Затем следует жаркий спор о том, нужно ли строить в Парке спортивные площадки.
— А что ты думаешь? — спрашивает меня Джун.
Меня это абсолютно не интересует, их мнения тоже, но, кажется, я должен что-то сказать.
— Спорт — скучища и заросли — скучища, но они по крайней мере естественная скучища, так почему бы не оставить их в покое?

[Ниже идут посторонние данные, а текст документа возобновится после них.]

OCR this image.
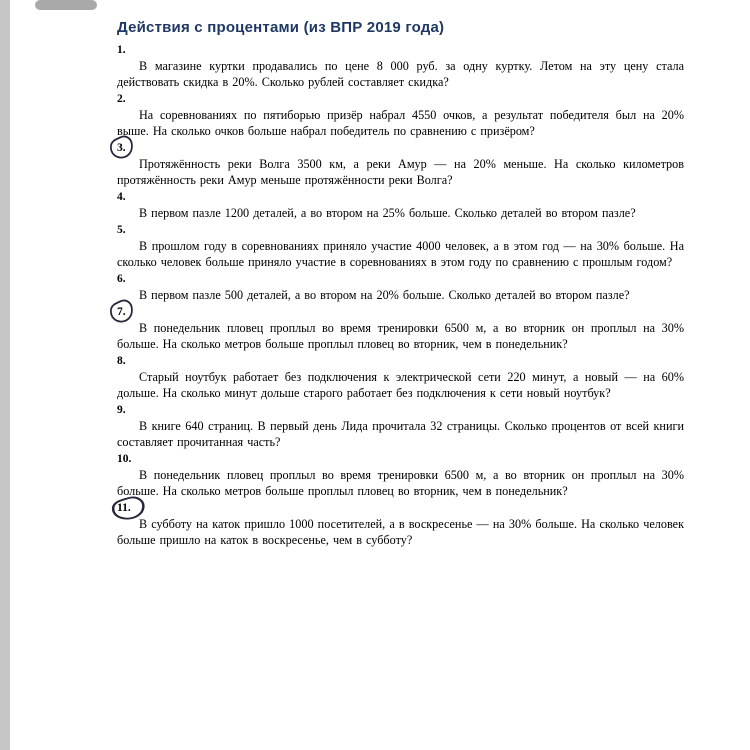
Действия с процентами (из ВПР 2019 года)
1.

В магазине куртки продавались по цене 8 000 руб. за одну куртку. Летом на эту цену стала действовать скидка в 20%. Сколько рублей составляет скидка?

2.

На соревнованиях по пятиборью призёр набрал 4550 очков, а результат победителя был на 20% выше. На сколько очков больше набрал победитель по сравнению с призёром?

3.

Протяжённость реки Волга 3500 км, а реки Амур — на 20% меньше. На сколько километров протяжённость реки Амур меньше протяжённости реки Волга?

4.

В первом пазле 1200 деталей, а во втором на 25% больше. Сколько деталей во втором пазле?

5.

В прошлом году в соревнованиях приняло участие 4000 человек, а в этом год — на 30% больше. На сколько человек больше приняло участие в соревнованиях в этом году по сравнению с прошлым годом?

6.

В первом пазле 500 деталей, а во втором на 20% больше. Сколько деталей во втором пазле?

7.

В понедельник пловец проплыл во время тренировки 6500 м, а во вторник он проплыл на 30% больше. На сколько метров больше проплыл пловец во вторник, чем в понедельник?

8.

Старый ноутбук работает без подключения к электрической сети 220 минут, а новый — на 60% дольше. На сколько минут дольше старого работает без подключения к сети новый ноутбук?

9.

В книге 640 страниц. В первый день Лида прочитала 32 страницы. Сколько процентов от всей книги составляет прочитанная часть?

10.

В понедельник пловец проплыл во время тренировки 6500 м, а во вторник он проплыл на 30% больше. На сколько метров больше проплыл пловец во вторник, чем в понедельник?

11.

В субботу на каток пришло 1000 посетителей, а в воскресенье — на 30% больше. На сколько человек больше пришло на каток в воскресенье, чем в субботу?
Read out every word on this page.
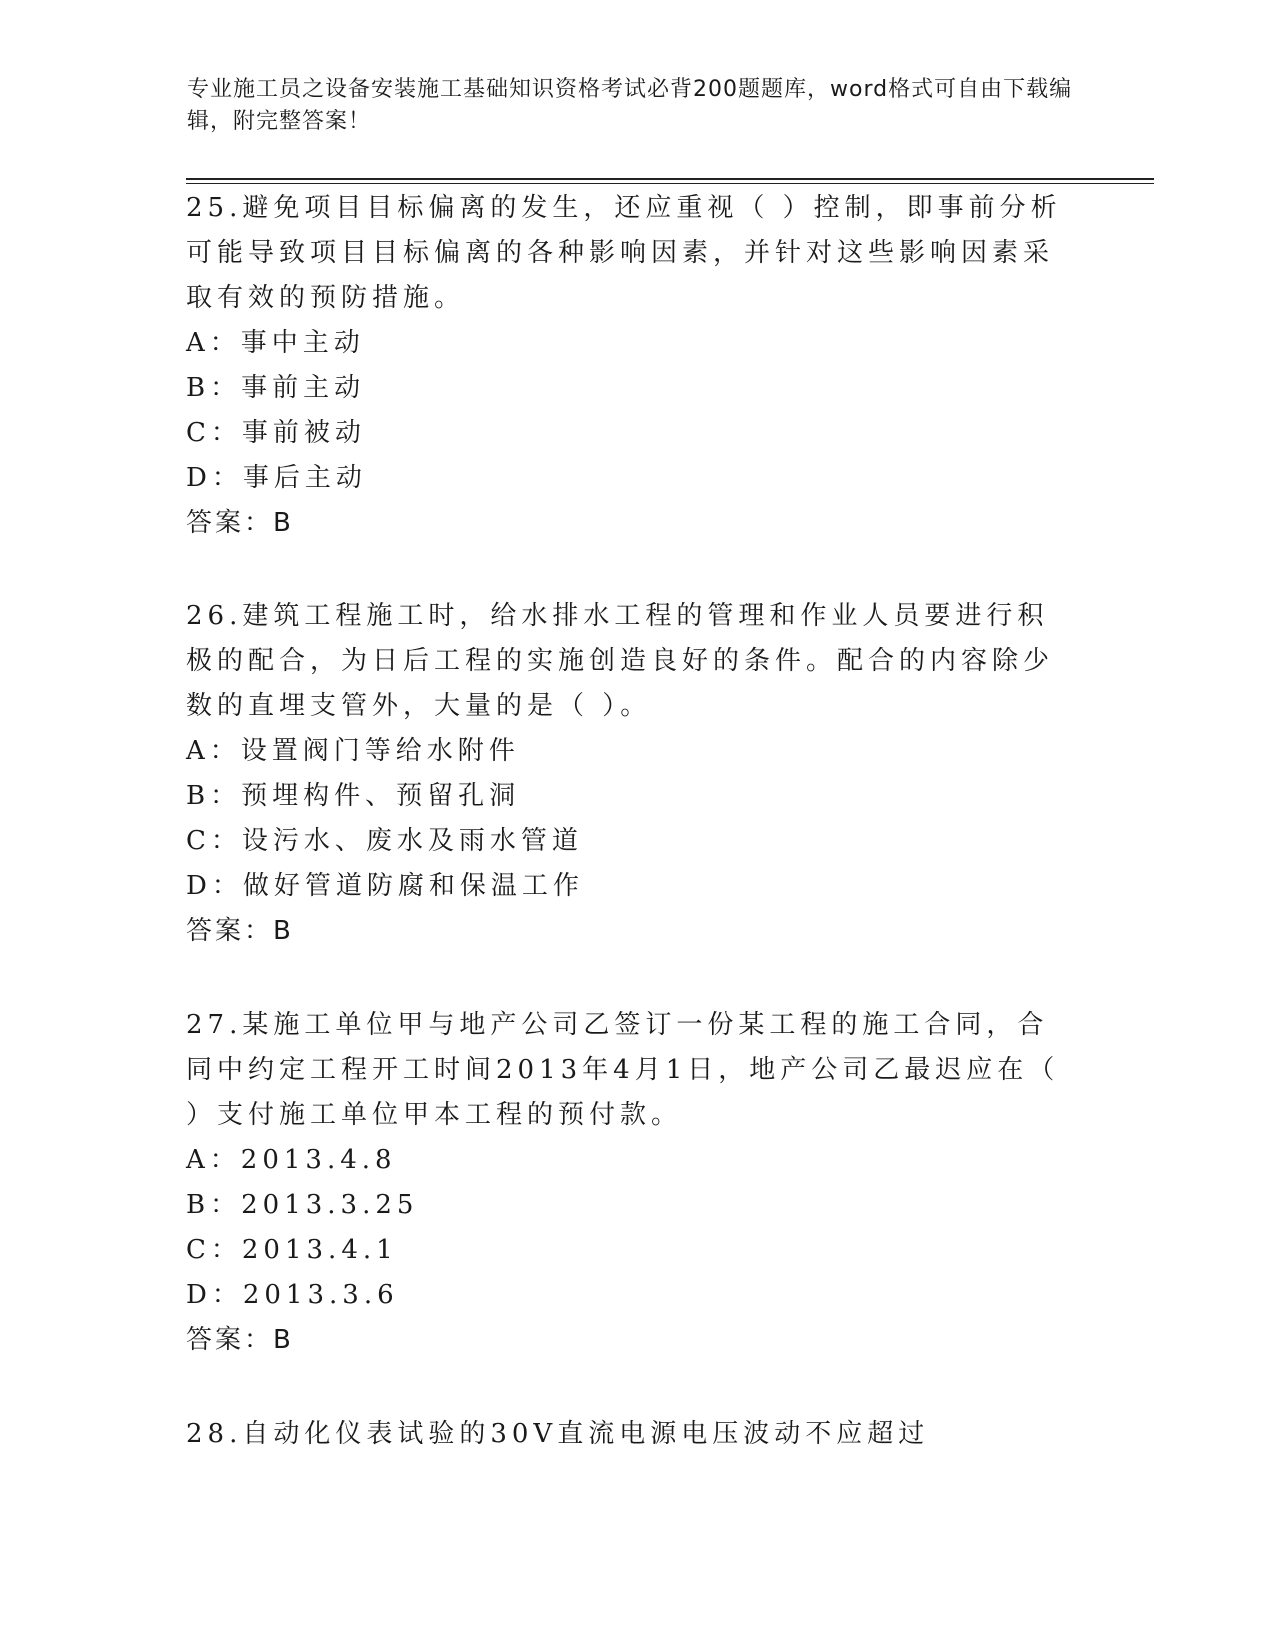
专业施工员之设备安装施工基础知识资格考试必背200题题库，word格式可自由下载编辑，附完整答案！

25.避免项目目标偏离的发生，还应重视（ ）控制，即事前分析可能导致项目目标偏离的各种影响因素，并针对这些影响因素采取有效的预防措施。

A：事中主动

B：事前主动

C：事前被动

D：事后主动

答案：B

26.建筑工程施工时，给水排水工程的管理和作业人员要进行积极的配合，为日后工程的实施创造良好的条件。配合的内容除少数的直埋支管外，大量的是（ ）。

A：设置阀门等给水附件

B：预埋构件、预留孔洞

C：设污水、废水及雨水管道

D：做好管道防腐和保温工作

答案：B

27.某施工单位甲与地产公司乙签订一份某工程的施工合同，合同中约定工程开工时间2013年4月1日，地产公司乙最迟应在（ ）支付施工单位甲本工程的预付款。

A：2013.4.8

B：2013.3.25

C：2013.4.1

D：2013.3.6

答案：B

28.自动化仪表试验的30V直流电源电压波动不应超过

Все смеются, хотя я совсем не собирался их смешить. Просто как мог правдиво ответил на их вопрос. Но что бы то ни было, я вроде пользуюсь у этого сборища успехом. Они дружелюбно расспрашивают меня о жизни, любопытствуют, откуда я родом, долго ли жил в Перте и чем занимаюсь теперь. Я догадываюсь, что Джун по какой-то причине не рассказала им о тюрьме и почти решаюсь сделать это теперь. Почему бы нет? Тюрьма и так для меня обуза, даже если не надо притворяться, что я там не сидел. Но Джун быстренько прекращает расспросы.
— Он только вчера приехал, — говорит она. — Почти никого еще не знает. А увлекается он джазом. То есть, я хотела сказать, — она поворачивается ко мне, — ты ведь специально его изучал, правда?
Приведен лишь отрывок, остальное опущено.